Подсобка с мясом стала местом, куда он не мог смотреть без того, чтобы тело не начало трястись. Вид замороженных туш за деревянной дверью с облупившейся краской вызывал реакцию организма, помнившего то, что разум отвергал. Там висели не продукты питания, а немые напоминания о стертых границах. Кирилл стоял перед ней в коридоре, чувствуя запах распада, просачивавшийся сквозь щели.
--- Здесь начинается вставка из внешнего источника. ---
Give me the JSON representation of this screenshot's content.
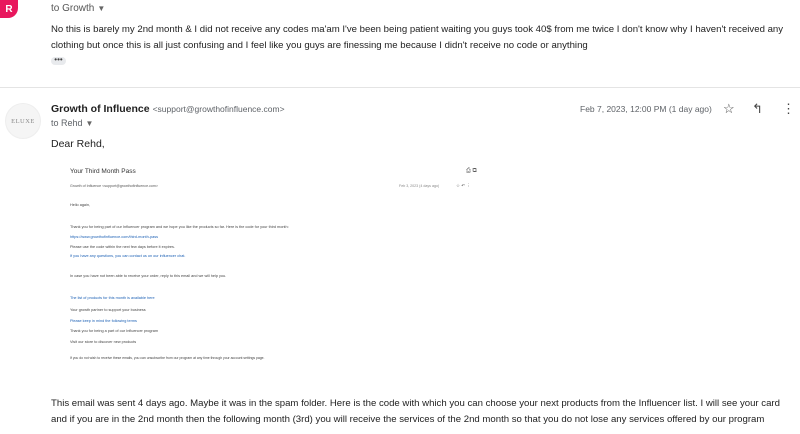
{
  "prev_message": {
    "avatar_letter": "R",
    "to_label": "to Growth",
    "body": "No this is barely my 2nd month & I did not receive any codes ma'am I've been being patient waiting you guys took 40$ from me twice I don't know why I haven't received any clothing but once this is all just confusing and I feel like you guys are finessing me because I didn't receive no code or anything",
    "expand_dots": "•••"
  },
  "current_message": {
    "logo_text": "ELUXE",
    "sender_name": "Growth of Influence",
    "sender_email": "<support@growthofinfluence.com>",
    "to_label": "to Rehd",
    "date": "Feb 7, 2023, 12:00 PM (1 day ago)",
    "greeting": "Dear Rehd,",
    "closing_text": "This email was sent 4 days ago. Maybe it was in the spam folder. Here is the code with which you can choose your next products from the Influencer list. I will see your card and if you are in the 2nd month then the following month (3rd) you will receive the services of the 2nd month so that you do not lose any services offered by our program"
  },
  "embedded_screenshot": {
    "title": "Your Third Month Pass",
    "icons": "⎙ ⧉",
    "sender_line": "Growth of Influence <support@growthofinfluence.com>",
    "meta_line": "Feb 3, 2023 (4 days ago)",
    "row_icons": "☆ ↶ ⋮",
    "lines": [
      {
        "text": "Hello again,",
        "style": "normal"
      },
      {
        "text": "Thank you for being part of our Influencer program and we hope you like the products so far. Here is the code for your third month:",
        "style": "normal"
      },
      {
        "text": "https://www.growthofinfluence.com/third-month-pass",
        "style": "blue"
      },
      {
        "text": "Please use the code within the next few days before it expires.",
        "style": "normal"
      },
      {
        "text": "If you have any questions, you can contact us on our influencer chat.",
        "style": "blue"
      },
      {
        "text": "In case you have not been able to receive your order, reply to this email and we will help you.",
        "style": "normal"
      },
      {
        "text": "The list of products for this month is available here",
        "style": "blue"
      },
      {
        "text": "Your growth partner to support your business",
        "style": "normal"
      },
      {
        "text": "Please keep in mind the following terms",
        "style": "blue"
      },
      {
        "text": "Thank you for being a part of our Influencer program",
        "style": "normal"
      },
      {
        "text": "Visit our store to discover new products",
        "style": "normal"
      },
      {
        "text": "If you do not wish to receive these emails, you can unsubscribe from our program at any time through your account settings page.",
        "style": "para"
      }
    ]
  },
  "colors": {
    "avatar": "#e8175d",
    "link": "#1a5fb4"
  }
}
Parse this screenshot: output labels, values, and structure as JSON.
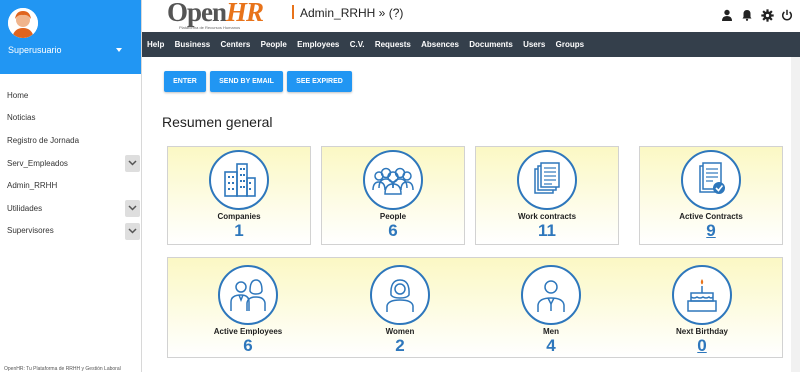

Это была не галлюцинация, а биологическая память, запечатленная в лимбической системе, невыносимая правда о том, кем они были и кем остались навсегда.

Он пошел в технический модуль, нашел тяжелый молоток с промасленной рукоятью и горсть ржавых гвоздей для крепления обшивки. Вернулся на кухню, чувствуя тяжесть инструментов, и первый удар молотка по гвоздю прозвучал в тишине станции как настоящий выстрел. Дерево приняло металл с глухим стоном. Второй гвоздь, третий, четвертый — каждый удар был отчаянной попыткой вернуть контроль над пространством и памятью, но с каждым ударом этот контроль неуловимо ускользал. Забивание двери было не актом защиты, а признанием того, что угроза находится внутри, а не снаружи. Когда последний гвоздь вошел в дерево, Кирилл отступил, тяжело дыша, и молоток выпал из ослабевших рук. Дверь выглядела наглухо замурованной, но он знал: гвозди не удержат, потому что враг был в нем самом.